WQS Two point template question , Because this algorithm is not too cold ,A There are also many people .
Select the number according to >= Two points …
and , Don't be afraid that the number is not equal to m m m When forced transfer ! It was right to do nothing .
combination WQS The essence of is also reasonable , Just a few points fall on this straight line , It doesn't affect me to calculate the function value with intercept , If I force the last step to take m m m A transfer , Will destroy the optimality , Get the wrong intercept .
Understanding is paramount .
Hexadecimal path (base)
Explosive liver code agricultural problem .

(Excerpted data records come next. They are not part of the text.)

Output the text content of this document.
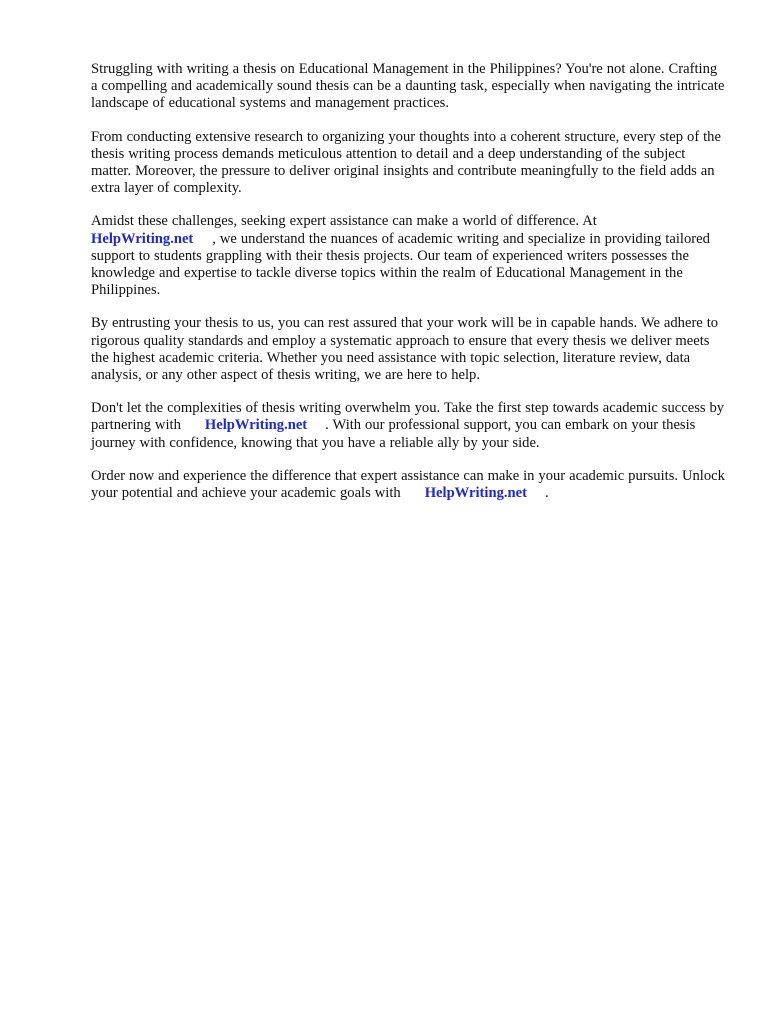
Struggling with writing a thesis on Educational Management in the Philippines? You're not alone. Crafting a compelling and academically sound thesis can be a daunting task, especially when navigating the intricate landscape of educational systems and management practices.

From conducting extensive research to organizing your thoughts into a coherent structure, every step of the thesis writing process demands meticulous attention to detail and a deep understanding of the subject matter. Moreover, the pressure to deliver original insights and contribute meaningfully to the field adds an extra layer of complexity.

Amidst these challenges, seeking expert assistance can make a world of difference. At
HelpWriting.net , we understand the nuances of academic writing and specialize in providing tailored support to students grappling with their thesis projects. Our team of experienced writers possesses the knowledge and expertise to tackle diverse topics within the realm of Educational Management in the Philippines.

By entrusting your thesis to us, you can rest assured that your work will be in capable hands. We adhere to rigorous quality standards and employ a systematic approach to ensure that every thesis we deliver meets the highest academic criteria. Whether you need assistance with topic selection, literature review, data analysis, or any other aspect of thesis writing, we are here to help.

Don't let the complexities of thesis writing overwhelm you. Take the first step towards academic success by partnering with HelpWriting.net . With our professional support, you can embark on your thesis journey with confidence, knowing that you have a reliable ally by your side.

Order now and experience the difference that expert assistance can make in your academic pursuits. Unlock your potential and achieve your academic goals with HelpWriting.net .
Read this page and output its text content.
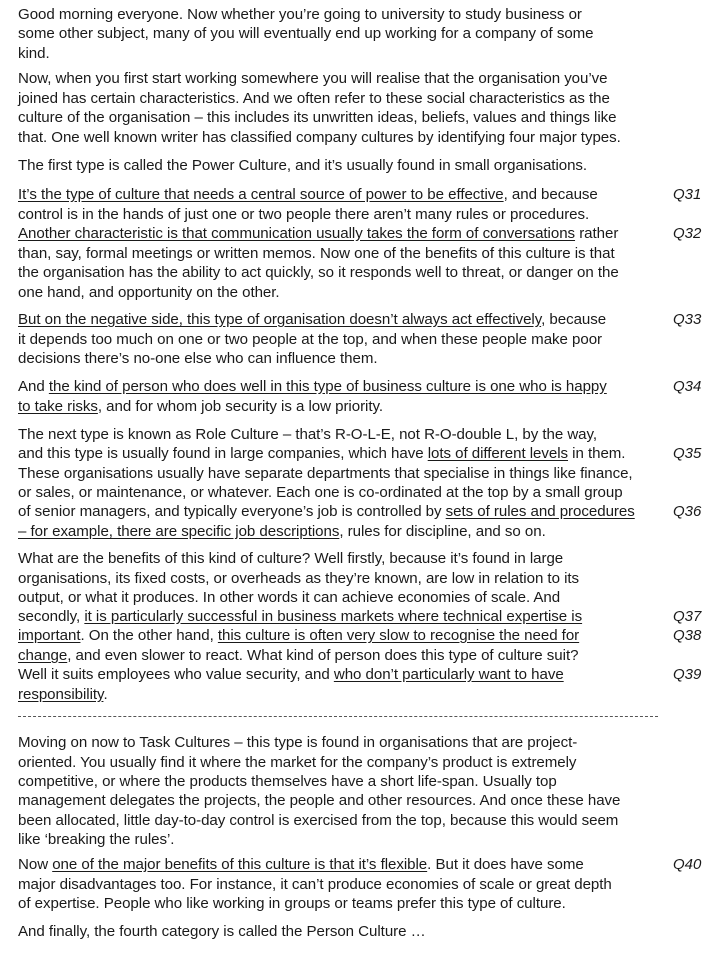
Good morning everyone. Now whether you’re going to university to study business or
some other subject, many of you will eventually end up working for a company of some
kind.
Now, when you first start working somewhere you will realise that the organisation you’ve
joined has certain characteristics. And we often refer to these social characteristics as the
culture of the organisation – this includes its unwritten ideas, beliefs, values and things like
that. One well known writer has classified company cultures by identifying four major types.
The first type is called the Power Culture, and it’s usually found in small organisations.
It’s the type of culture that needs a central source of power to be effective, and because	Q31
control is in the hands of just one or two people there aren’t many rules or procedures.
Another characteristic is that communication usually takes the form of conversations rather	Q32
than, say, formal meetings or written memos. Now one of the benefits of this culture is that
the organisation has the ability to act quickly, so it responds well to threat, or danger on the
one hand, and opportunity on the other.
But on the negative side, this type of organisation doesn’t always act effectively, because	Q33
it depends too much on one or two people at the top, and when these people make poor
decisions there’s no-one else who can influence them.
And the kind of person who does well in this type of business culture is one who is happy	Q34
to take risks, and for whom job security is a low priority.
The next type is known as Role Culture – that’s R-O-L-E, not R-O-double L, by the way,
and this type is usually found in large companies, which have lots of different levels in them.	Q35
These organisations usually have separate departments that specialise in things like finance,
or sales, or maintenance, or whatever. Each one is co-ordinated at the top by a small group
of senior managers, and typically everyone’s job is controlled by sets of rules and procedures	Q36
– for example, there are specific job descriptions, rules for discipline, and so on.
What are the benefits of this kind of culture? Well firstly, because it’s found in large
organisations, its fixed costs, or overheads as they’re known, are low in relation to its
output, or what it produces. In other words it can achieve economies of scale. And
secondly, it is particularly successful in business markets where technical expertise is	Q37
important. On the other hand, this culture is often very slow to recognise the need for	Q38
change, and even slower to react. What kind of person does this type of culture suit?
Well it suits employees who value security, and who don’t particularly want to have	Q39
responsibility.
Moving on now to Task Cultures – this type is found in organisations that are project-
oriented. You usually find it where the market for the company’s product is extremely
competitive, or where the products themselves have a short life-span. Usually top
management delegates the projects, the people and other resources. And once these have
been allocated, little day-to-day control is exercised from the top, because this would seem
like ‘breaking the rules’.
Now one of the major benefits of this culture is that it’s flexible. But it does have some	Q40
major disadvantages too. For instance, it can’t produce economies of scale or great depth
of expertise. People who like working in groups or teams prefer this type of culture.
And finally, the fourth category is called the Person Culture …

But it's really not too hard to think about , Use the chairman tree and line segment tree to simulate the high-precision addition and comparison .
But addition requires an interval flattening operation , The chairman tree with the lazy mark is really disgusting …
The complexity of time and space should be O ( ( n + m ) log n log V ) O((n+m)\log n\log V) O((n+m)lognlogV), From the number of addition operations, the space seems to be only O ( m log V ) O(m\log V) O(mlogV), But because other query operations need pushdown
, Drive more , So in fact, the spatial complexity is also two log Of .
The realization of the problem solution is to directly link the flattened interval to the corresponding node of an empty line segment tree , The space complexity can be optimized to single log.
Euler (eular)
It's really not that I stumble
KH This question really steps on the mark , Please take my knee !
Mo did it quite clearly before , It's a pity that this problem didn't work out .
The main thing is that my brain is a little cramped , For multiple numbers lcm
, Forgetting it can also be The maximum power of each prime factor .
Because Euler function is a product function , Consider enumerating each prime number separately p p p The contribution of .
We have : φ ( p k ) = p k − 1 ( p − 1 ) \varphi(p^k)=p^{k-1}(p-1) φ(pk)=pk−1(p−1)
therefore p p p The total contribution of this prime number must be ( p − 1 ) a p b (p-1)^ap^b (p−1)apb The appearance of .
First , p p p Must appear at least once , This sequence has n k − ⌊ n p ⌋ k n^k-\lfloor\frac{n}{p}\rfloor^k nk−⌊pn⌋k individual .
therefore p − 1 p-1 p−1 Power of contribution a a a Namely n k − ⌊ n p ⌋ k n^k-\lfloor\frac{n}{p}\rfloor^k nk−⌊pn⌋k.
Then consider how to find b b b.
At the beginning, the contribution of all sequences is 0.
Set a sequence p p p The highest number of times is m x mx mx, that m x ≥ w mx\ge w mx≥w The sequence of should have n k − ⌊ n p w ⌋ k n^k-\lfloor\frac{n}{p^w}\rfloor^k nk−⌊pwn⌋k individual .
We from 2 Start enumeration w w w, Then the contribution of the corresponding sequence is regarded as 1.
So one m x = x mx=x mx=x Sequence , It will contribute x − 1 x-1 x−1 Secondary contribution , Just in line with the meaning of the topic .( This is also a common statistical skill )
The greatest truths are the simplest , Graceful .
The total complexity is probably less than that of single log Of .
After reading this practice , The solution to the problem is …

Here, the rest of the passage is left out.